Lo staff che ha guidato fin qui capitan Eva Da Pozzo e compagne al secondo posto di fine stagione regolare, mentre Castelnuovo è arrivata sesta, e alla semifinale di coppa Italia ospitata a Udine, trofeo disputato anche dalle piemontesi, si prende la scena.
L’head coach Massimo Riga, arrivato in questa stagione alla Libertas Basket School e con il rinnovo biennale in tasca, presenta le rivali della semifinale: <Castelnuovo è squadra organizzata e costruita a inizio anno per raggiungere un obiettivo importante. Nel roster ha molto talento ed esperienza, ogni ruolo è ben coperto.
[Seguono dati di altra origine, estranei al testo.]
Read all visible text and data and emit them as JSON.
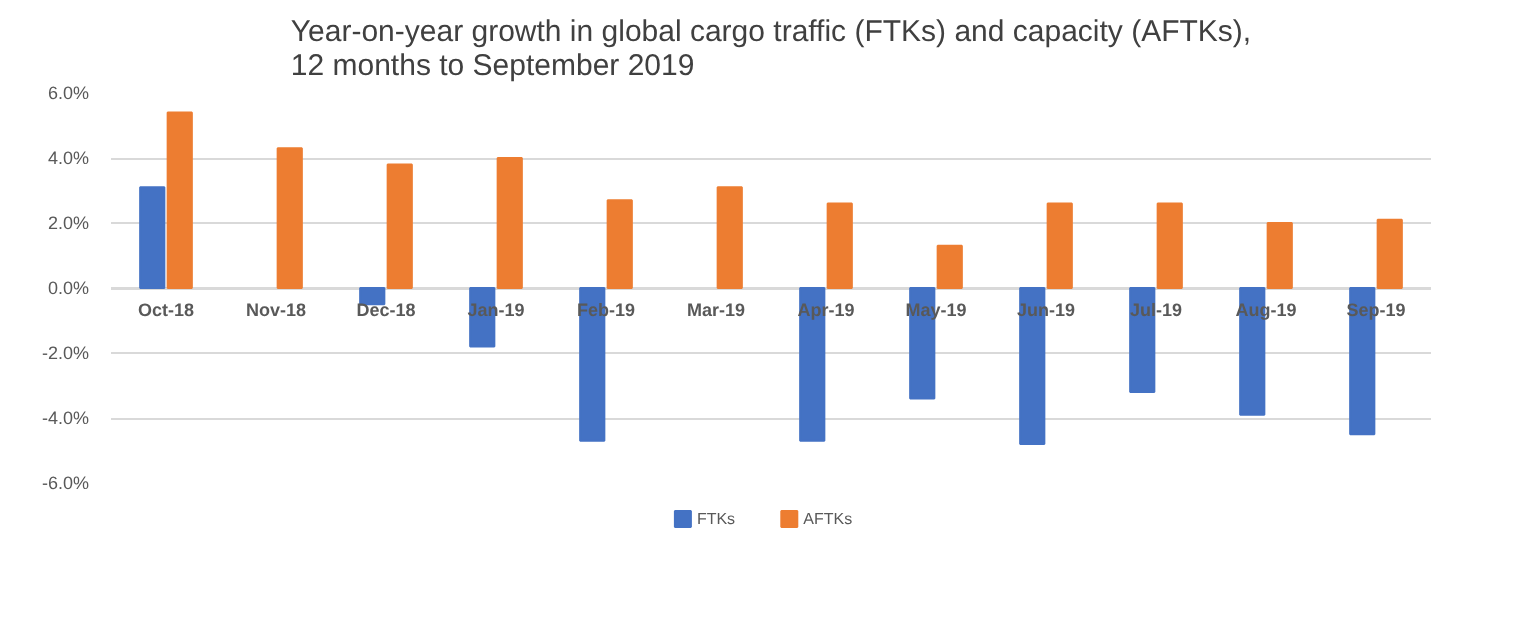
{
  "chart_data": {
    "type": "bar",
    "title": "Year-on-year growth in global cargo traffic (FTKs) and capacity (AFTKs),\n12 months to September 2019",
    "categories": [
      "Oct-18",
      "Nov-18",
      "Dec-18",
      "Jan-19",
      "Feb-19",
      "Mar-19",
      "Apr-19",
      "May-19",
      "Jun-19",
      "Jul-19",
      "Aug-19",
      "Sep-19"
    ],
    "series": [
      {
        "name": "FTKs",
        "color": "#4472c4",
        "values": [
          3.1,
          null,
          -0.5,
          -1.8,
          -4.7,
          null,
          -4.7,
          -3.4,
          -4.8,
          -3.2,
          -3.9,
          -4.5
        ]
      },
      {
        "name": "AFTKs",
        "color": "#ed7d31",
        "values": [
          5.4,
          4.3,
          3.8,
          4.0,
          2.7,
          3.1,
          2.6,
          1.3,
          2.6,
          2.6,
          2.0,
          2.1
        ]
      }
    ],
    "ylim": [
      -6,
      6
    ],
    "yticks": [
      {
        "value": -6,
        "label": "-6.0%"
      },
      {
        "value": -4,
        "label": "-4.0%"
      },
      {
        "value": -2,
        "label": "-2.0%"
      },
      {
        "value": 0,
        "label": "0.0%"
      },
      {
        "value": 2,
        "label": "2.0%"
      },
      {
        "value": 4,
        "label": "4.0%"
      },
      {
        "value": 6,
        "label": "6.0%"
      }
    ],
    "grid": "y",
    "legend": "bottom"
  }
}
Nella prima fase della regular season ha forse avuto un percorso un po’ travagliato per qualche infortunio, Covid e dimissioni dell’allenatrice Francesca Zara. Si presenta ai play – off senza assenze e con il nuovo innesto di Ashley Ravelli, guardia tiratrice proveniente da Empoli in A1 e a Castelnuovo da febbraio scorso. Con questo ultimo arrivo è stata completata una squadra già molto quotata. I play – off sono un altro campionato e Castelnuovo l’ha dimostrato battendo due volte ed eliminando Brescia nei quarti. Giocheremo contro una squadra in salute, piena di talento e forza: centimetri e presenza sotto canestro di Valentina Gatti, qualità di tutte le esterne e carisma di capitan Giulia Rulli, top player>.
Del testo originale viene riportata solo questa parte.